Mais pourquoi si peu de gens veulent-ils devenir enseignants ? Durant les 16 premières années de sa carrière (en moyenne), un jeune enseignant ne dispose d’aucune stabilité ou sécurité professionnelle. D’une année à l’autre, il se verra affecté à différentes écoles, dans différentes régions (parfois à 300 km de distance), sans jamais savoir s’il sera au chômage à la rentrée suivante ou s’il bénéficiera d’une charge horaire suffisante pour gagner sa vie. Ce n’est qu’au terme de cette longue période qu’il pourra monter l’échelle d’une carrière stable dans l’enseignement public. Au sommet de cette échelle, l’âge moyen est de 60,7 ans, avec 38,6 années de service, tandis qu’au premier échelon, les enseignants ont un âge moyen de 45,4 ans et 15,7 années de service. Si, dans les écoles primaires (élèves de 6 à 10 ans), plus de 85 % des enseignants sont nommés, il n’en va pas de même dans les collèges et les lycées, où les enseignants ayant un contrat d’un an (ou moins) représentent près d’un quart du personnel. Et lorsqu’ils sont enfin nommés dans une école et obtiennent la stabilité dont ils rêvent, un goulot d’étranglement sous forme de quotas rigides bloque leur progression. Et il en va malheureusement de même pour tous les autres travailleurs de l’éducation, puisque la plupart des travailleurs de l’administration publique auraient besoin de 120 ans de service pour atteindre le sommet de leur carrière !
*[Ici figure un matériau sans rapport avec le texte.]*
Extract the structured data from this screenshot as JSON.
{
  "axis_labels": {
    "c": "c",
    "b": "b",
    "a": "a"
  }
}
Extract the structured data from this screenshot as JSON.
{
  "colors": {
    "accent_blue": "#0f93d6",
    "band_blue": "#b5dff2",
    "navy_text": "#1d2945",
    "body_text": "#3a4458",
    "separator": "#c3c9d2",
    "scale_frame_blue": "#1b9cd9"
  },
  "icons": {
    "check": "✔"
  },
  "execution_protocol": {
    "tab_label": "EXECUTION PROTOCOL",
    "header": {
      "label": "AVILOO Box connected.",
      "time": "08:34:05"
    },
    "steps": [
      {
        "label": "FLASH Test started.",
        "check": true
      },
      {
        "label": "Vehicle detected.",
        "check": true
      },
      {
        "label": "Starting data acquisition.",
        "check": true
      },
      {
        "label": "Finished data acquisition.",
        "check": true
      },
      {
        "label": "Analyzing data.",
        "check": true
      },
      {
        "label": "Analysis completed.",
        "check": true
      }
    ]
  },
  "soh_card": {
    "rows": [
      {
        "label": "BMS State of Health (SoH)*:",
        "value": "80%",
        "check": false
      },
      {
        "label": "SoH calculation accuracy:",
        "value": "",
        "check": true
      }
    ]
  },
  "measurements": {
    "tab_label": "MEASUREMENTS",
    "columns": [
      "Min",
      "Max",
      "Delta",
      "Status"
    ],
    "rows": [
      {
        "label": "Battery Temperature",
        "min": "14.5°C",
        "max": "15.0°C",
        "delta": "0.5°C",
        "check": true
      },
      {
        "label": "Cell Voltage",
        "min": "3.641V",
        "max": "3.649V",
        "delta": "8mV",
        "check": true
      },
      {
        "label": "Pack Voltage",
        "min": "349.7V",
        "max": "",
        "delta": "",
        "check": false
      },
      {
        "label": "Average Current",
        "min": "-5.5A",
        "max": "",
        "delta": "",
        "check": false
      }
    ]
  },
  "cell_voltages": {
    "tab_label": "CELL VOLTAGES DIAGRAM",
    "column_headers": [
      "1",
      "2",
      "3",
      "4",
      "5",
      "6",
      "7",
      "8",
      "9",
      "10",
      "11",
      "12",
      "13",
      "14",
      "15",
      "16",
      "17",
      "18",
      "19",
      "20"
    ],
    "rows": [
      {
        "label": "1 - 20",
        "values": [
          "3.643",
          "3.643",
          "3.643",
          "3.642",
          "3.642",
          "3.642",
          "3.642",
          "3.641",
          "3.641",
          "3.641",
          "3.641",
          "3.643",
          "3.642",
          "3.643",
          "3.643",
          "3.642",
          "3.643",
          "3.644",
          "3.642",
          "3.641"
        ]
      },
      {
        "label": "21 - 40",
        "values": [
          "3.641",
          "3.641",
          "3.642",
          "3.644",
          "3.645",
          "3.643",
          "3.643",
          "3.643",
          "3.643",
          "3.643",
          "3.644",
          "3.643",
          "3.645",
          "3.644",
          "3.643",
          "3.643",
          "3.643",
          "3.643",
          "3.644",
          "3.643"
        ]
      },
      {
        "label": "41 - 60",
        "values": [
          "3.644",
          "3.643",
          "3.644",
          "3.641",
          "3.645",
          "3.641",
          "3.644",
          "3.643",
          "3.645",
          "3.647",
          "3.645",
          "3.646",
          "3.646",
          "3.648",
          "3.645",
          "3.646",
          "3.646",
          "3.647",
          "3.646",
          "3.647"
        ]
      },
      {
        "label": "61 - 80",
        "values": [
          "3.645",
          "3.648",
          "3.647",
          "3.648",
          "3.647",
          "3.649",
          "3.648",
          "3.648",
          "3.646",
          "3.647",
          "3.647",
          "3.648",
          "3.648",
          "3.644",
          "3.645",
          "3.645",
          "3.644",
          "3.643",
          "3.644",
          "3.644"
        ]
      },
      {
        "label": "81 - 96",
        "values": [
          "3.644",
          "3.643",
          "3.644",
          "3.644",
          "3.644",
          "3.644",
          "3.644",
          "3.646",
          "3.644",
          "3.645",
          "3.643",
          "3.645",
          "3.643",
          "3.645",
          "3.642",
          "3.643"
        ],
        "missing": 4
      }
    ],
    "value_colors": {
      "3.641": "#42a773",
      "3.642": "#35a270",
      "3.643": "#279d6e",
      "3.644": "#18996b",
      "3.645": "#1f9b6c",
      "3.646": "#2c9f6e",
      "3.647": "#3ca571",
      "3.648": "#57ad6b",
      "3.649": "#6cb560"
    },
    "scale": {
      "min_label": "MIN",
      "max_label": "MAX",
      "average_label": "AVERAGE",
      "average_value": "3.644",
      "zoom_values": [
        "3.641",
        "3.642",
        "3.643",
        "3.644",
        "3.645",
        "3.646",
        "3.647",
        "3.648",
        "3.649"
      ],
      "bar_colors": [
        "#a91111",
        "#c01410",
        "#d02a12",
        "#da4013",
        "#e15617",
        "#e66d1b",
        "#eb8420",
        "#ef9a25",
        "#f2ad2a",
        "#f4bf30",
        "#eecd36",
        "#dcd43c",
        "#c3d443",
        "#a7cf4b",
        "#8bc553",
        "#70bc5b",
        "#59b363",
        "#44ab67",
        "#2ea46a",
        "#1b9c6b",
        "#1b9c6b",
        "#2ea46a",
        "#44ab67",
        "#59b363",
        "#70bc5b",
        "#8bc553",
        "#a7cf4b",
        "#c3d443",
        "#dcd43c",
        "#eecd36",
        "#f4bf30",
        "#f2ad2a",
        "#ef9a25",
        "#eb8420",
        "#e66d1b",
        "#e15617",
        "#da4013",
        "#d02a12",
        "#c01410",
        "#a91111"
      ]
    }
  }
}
Le peu d’engouement pour devenir enseignant pourrait également être dû aux classes surchargées et à l’extrême bureaucratie. Lorsque les cours sont terminés pour la journée, les enseignants sont contraints d’accomplir quotidiennement un flot ininterrompu de tâches bureaucratiques, à savoir remplir des formulaires et des documents, identifiés par des acronymes incompréhensibles enfilés les uns à la suite des autres, auxquels s’ajoutent entre autres des piles de plans, de listes, de dossiers, de justifications, de plans de redressement et de rapports. Sans parler des réunions des parents, des réunions de groupe et des réunions de département. Il est tout simplement impossible qu’un enseignant ne travaille que 35 heures par semaine, comme le prouve une enquête de la FENPROF, un syndicat enseignant, sur le temps de travail des enseignants de collège et de lycée, qui montre qu’ils travaillent en moyenne plus de 46 heures par semaine.
Le collège et le lycée sont les niveaux les plus touchés par l’état de plus en plus dégradé de l’enseignement public et, incidemment, ceux où les taux d’échec scolaire et d’abandon tendent à être les plus élevés. Compte tenu des défaillances successives des écoles publiques, il n’est pas surprenant que certaines familles dont les revenus le permettent préfèrent payer et inscrire leurs enfants dans des écoles privées, dont la fréquentation est en hausse : un cinquième des élèves les fréquentent, voire un quart au lycée. L’éducation différenciée en fonction des revenus et des biens est synonyme d’un accroissement des inégalités sociales.
Il est urgent d’investir fortement dans les écoles publiques et de revoir le système de progression de carrière des travailleurs de l’école ! La formation d’enseignant, et l’enseignement supérieur dans son ensemble, doivent être gratuits et subventionnés afin d’attirer de nouveaux enseignants et de les former selon les meilleures normes de qualité. L’État doit offrir des avantages attrayants et des contrats stables pour embaucher efficacement les enseignants en début de carrière, tout en réduisant le nombre d’élèves par classe et en améliorant l’éducation pour tous. Pour garantir cela, les travailleurs doivent prendre le contrôle de leurs écoles par le biais de commissions scolaires démocratiques, avec la participation des élèves, des familles et des communautés.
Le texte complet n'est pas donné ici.